At noon Tokyo time on Aug. 15, 1945, Emperor Hirohito announced Japan’s surrender, saying, “The enemy has begun to employ a new and most cruel bomb, the power of which to do damage is indeed incalculable.”

Known as "the Jewel Voice Broadcast,” the radio address was the first time that a Japanese public that considered the emperor to be a living god had ever heard his voice.

“We want to hear about the experiences of soldiers who flew in the planes,” one of the filmmakers said through an interpreter. “We want to humanize these men.”

What was Strugats’ reaction to the Pearl Harbor attack? Had he wanted to join the military? How had loved ones felt when he went off to war? Had he been fearful as he flew toward his targets?

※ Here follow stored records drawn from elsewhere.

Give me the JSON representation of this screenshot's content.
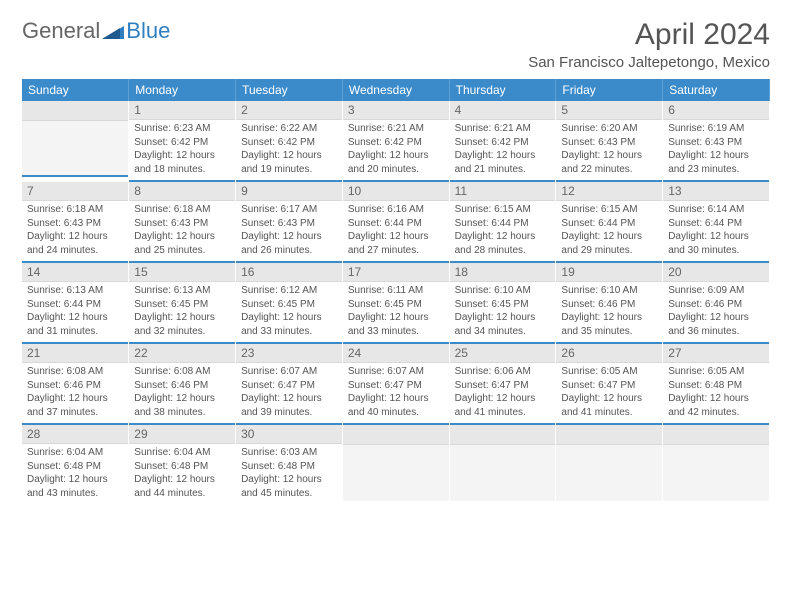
{
  "logo": {
    "general": "General",
    "blue": "Blue"
  },
  "title": "April 2024",
  "location": "San Francisco Jaltepetongo, Mexico",
  "theme": {
    "header_bg": "#3b8bcb",
    "header_text": "#ffffff",
    "daynum_bg": "#e7e7e7",
    "body_text": "#555555",
    "logo_blue": "#2f7fc1",
    "row_divider": "#3b8bcb"
  },
  "weekdays": [
    "Sunday",
    "Monday",
    "Tuesday",
    "Wednesday",
    "Thursday",
    "Friday",
    "Saturday"
  ],
  "start_offset": 1,
  "days": [
    {
      "n": 1,
      "sunrise": "6:23 AM",
      "sunset": "6:42 PM",
      "daylight": "12 hours and 18 minutes."
    },
    {
      "n": 2,
      "sunrise": "6:22 AM",
      "sunset": "6:42 PM",
      "daylight": "12 hours and 19 minutes."
    },
    {
      "n": 3,
      "sunrise": "6:21 AM",
      "sunset": "6:42 PM",
      "daylight": "12 hours and 20 minutes."
    },
    {
      "n": 4,
      "sunrise": "6:21 AM",
      "sunset": "6:42 PM",
      "daylight": "12 hours and 21 minutes."
    },
    {
      "n": 5,
      "sunrise": "6:20 AM",
      "sunset": "6:43 PM",
      "daylight": "12 hours and 22 minutes."
    },
    {
      "n": 6,
      "sunrise": "6:19 AM",
      "sunset": "6:43 PM",
      "daylight": "12 hours and 23 minutes."
    },
    {
      "n": 7,
      "sunrise": "6:18 AM",
      "sunset": "6:43 PM",
      "daylight": "12 hours and 24 minutes."
    },
    {
      "n": 8,
      "sunrise": "6:18 AM",
      "sunset": "6:43 PM",
      "daylight": "12 hours and 25 minutes."
    },
    {
      "n": 9,
      "sunrise": "6:17 AM",
      "sunset": "6:43 PM",
      "daylight": "12 hours and 26 minutes."
    },
    {
      "n": 10,
      "sunrise": "6:16 AM",
      "sunset": "6:44 PM",
      "daylight": "12 hours and 27 minutes."
    },
    {
      "n": 11,
      "sunrise": "6:15 AM",
      "sunset": "6:44 PM",
      "daylight": "12 hours and 28 minutes."
    },
    {
      "n": 12,
      "sunrise": "6:15 AM",
      "sunset": "6:44 PM",
      "daylight": "12 hours and 29 minutes."
    },
    {
      "n": 13,
      "sunrise": "6:14 AM",
      "sunset": "6:44 PM",
      "daylight": "12 hours and 30 minutes."
    },
    {
      "n": 14,
      "sunrise": "6:13 AM",
      "sunset": "6:44 PM",
      "daylight": "12 hours and 31 minutes."
    },
    {
      "n": 15,
      "sunrise": "6:13 AM",
      "sunset": "6:45 PM",
      "daylight": "12 hours and 32 minutes."
    },
    {
      "n": 16,
      "sunrise": "6:12 AM",
      "sunset": "6:45 PM",
      "daylight": "12 hours and 33 minutes."
    },
    {
      "n": 17,
      "sunrise": "6:11 AM",
      "sunset": "6:45 PM",
      "daylight": "12 hours and 33 minutes."
    },
    {
      "n": 18,
      "sunrise": "6:10 AM",
      "sunset": "6:45 PM",
      "daylight": "12 hours and 34 minutes."
    },
    {
      "n": 19,
      "sunrise": "6:10 AM",
      "sunset": "6:46 PM",
      "daylight": "12 hours and 35 minutes."
    },
    {
      "n": 20,
      "sunrise": "6:09 AM",
      "sunset": "6:46 PM",
      "daylight": "12 hours and 36 minutes."
    },
    {
      "n": 21,
      "sunrise": "6:08 AM",
      "sunset": "6:46 PM",
      "daylight": "12 hours and 37 minutes."
    },
    {
      "n": 22,
      "sunrise": "6:08 AM",
      "sunset": "6:46 PM",
      "daylight": "12 hours and 38 minutes."
    },
    {
      "n": 23,
      "sunrise": "6:07 AM",
      "sunset": "6:47 PM",
      "daylight": "12 hours and 39 minutes."
    },
    {
      "n": 24,
      "sunrise": "6:07 AM",
      "sunset": "6:47 PM",
      "daylight": "12 hours and 40 minutes."
    },
    {
      "n": 25,
      "sunrise": "6:06 AM",
      "sunset": "6:47 PM",
      "daylight": "12 hours and 41 minutes."
    },
    {
      "n": 26,
      "sunrise": "6:05 AM",
      "sunset": "6:47 PM",
      "daylight": "12 hours and 41 minutes."
    },
    {
      "n": 27,
      "sunrise": "6:05 AM",
      "sunset": "6:48 PM",
      "daylight": "12 hours and 42 minutes."
    },
    {
      "n": 28,
      "sunrise": "6:04 AM",
      "sunset": "6:48 PM",
      "daylight": "12 hours and 43 minutes."
    },
    {
      "n": 29,
      "sunrise": "6:04 AM",
      "sunset": "6:48 PM",
      "daylight": "12 hours and 44 minutes."
    },
    {
      "n": 30,
      "sunrise": "6:03 AM",
      "sunset": "6:48 PM",
      "daylight": "12 hours and 45 minutes."
    }
  ],
  "labels": {
    "sunrise": "Sunrise:",
    "sunset": "Sunset:",
    "daylight": "Daylight:"
  }
}
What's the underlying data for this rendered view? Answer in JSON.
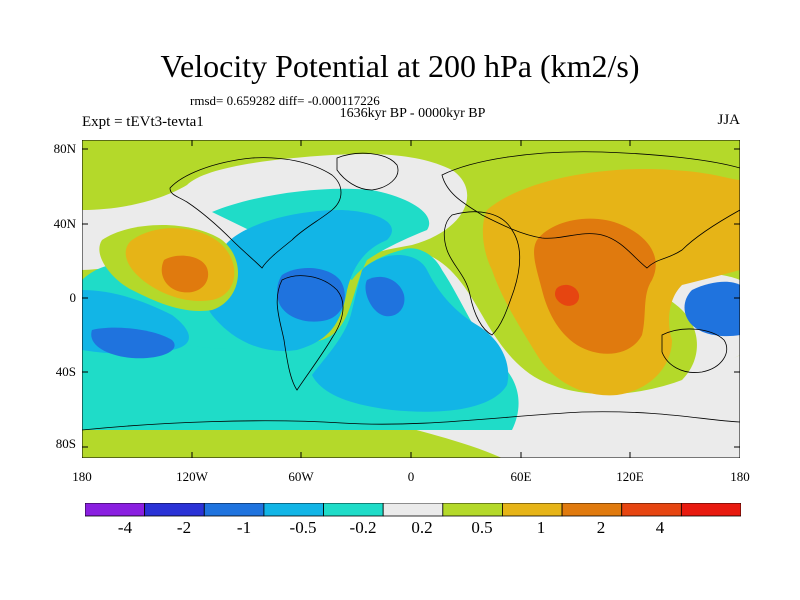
{
  "header": {
    "title": "Velocity Potential at 200 hPa (km2/s)",
    "stats": "rmsd= 0.659282 diff= -0.000117226",
    "period": "1636kyr BP - 0000kyr BP",
    "experiment": "Expt = tEVt3-tevta1",
    "season": "JJA"
  },
  "axes": {
    "lat_labels": [
      "80N",
      "40N",
      "0",
      "40S",
      "80S"
    ],
    "lon_labels": [
      "180",
      "120W",
      "60W",
      "0",
      "60E",
      "120E",
      "180"
    ]
  },
  "colorbar": {
    "colors": [
      "#8a1fe0",
      "#2a32d6",
      "#1f73de",
      "#12b5e6",
      "#1fdcc8",
      "#ebebeb",
      "#b4d92a",
      "#e6b417",
      "#e07a0e",
      "#e64511",
      "#e81a0f"
    ],
    "labels": [
      "-4",
      "-2",
      "-1",
      "-0.5",
      "-0.2",
      "0.2",
      "0.5",
      "1",
      "2",
      "4"
    ]
  }
}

Strugats, a member of the Guam-based 315th Bomb Wing, 501st Bomb Group, said the missions he flew had industrial sites as their targets. But, he said, that did not spare him the knowledge that civilians might have perished in the attacks.

“We were sent to bomb their oil refineries, because without fuel, Japan would be finished,” the Bronx-born retired lawyer said, sweeping his arms in a gesture of finality. “The war would be over.”

“I felt terrible about killing people,” said Strugats. “But we were at war with a job to do. If you didn’t do your job, you would be court-martialed.”

Although much has been said and written about the atomic bombings of Hiroshima and Nagasaki, most Americans know little about the firebombing raids that savaged the Japanese mainland in the months prior.

On March 10, 1945, America’s military commanders, frustrated that raids against industrial facilities proved ineffective at forcing Japan’s capitulation, initiated a monthslong firebombing campaign against some 60 cities across Japan.

Less than a month earlier, American bombers had targeted Dresden, Germany, in an attack so unsettling that British Prime Minister Winston Churchill questioned whether firebombing cities “simply for the sake of increasing the terror, though under other pretexts, should be reviewed.”

In the assault on Japan, some 300 B-29 aircraft targeted Tokyo, dropping three million pounds of cluster bombs that sprayed newly invented napalm, a gasoline gel that burns at 1,500 to 2,000 degrees Fahrenheit, sticks to skin and flows into hiding places.

"Fifteen square miles of Tokyo's most densely populated area were burned to the ground," read a passage in the United States Strategic Bombing Survey, a 1987 Pentagon account.

The nighttime raid killed some 105,400 residents, many of them in Tokyo’s Shitamachi neighborhood of traditional wood and paper homes.

"I had friends on planes that carried firebombs over Tokyo," Strugats said. "I don't know how I would have felt."

In the decades following Japan’s surrender, relatively few survivors of the firebombings spoke about the carnage they witnessed.

“Our parents would just say, ‘That’s a different era,’ ” Japan resident Haruyo Nihei, who witnessed the Tokyo raid from a railroad embankment when she was 8 years old, told the Japan Times recently. “They wouldn’t talk about it."

With the dwindling number of eyewitnesses, now in their mid-70s or older, there is renewed interest in compiling oral histories of those who lived through the inferno.

“It was a blazing firestorm,” said Nihei, 78. “I saw a baby catch fire on its mother’s back, and she couldn’t put out the fire. I saw a horse being led by its owner. The horse balked and the cargo on its back caught fire, then its tail, and it burned alive, as the owner just stood there and burned with it.”

The television crew asked Strugats whether he believed humankind would ever abandon wars.

He responded with an emphatic “No.”

“There will always be wars and killings,” he said. “History dictates that.”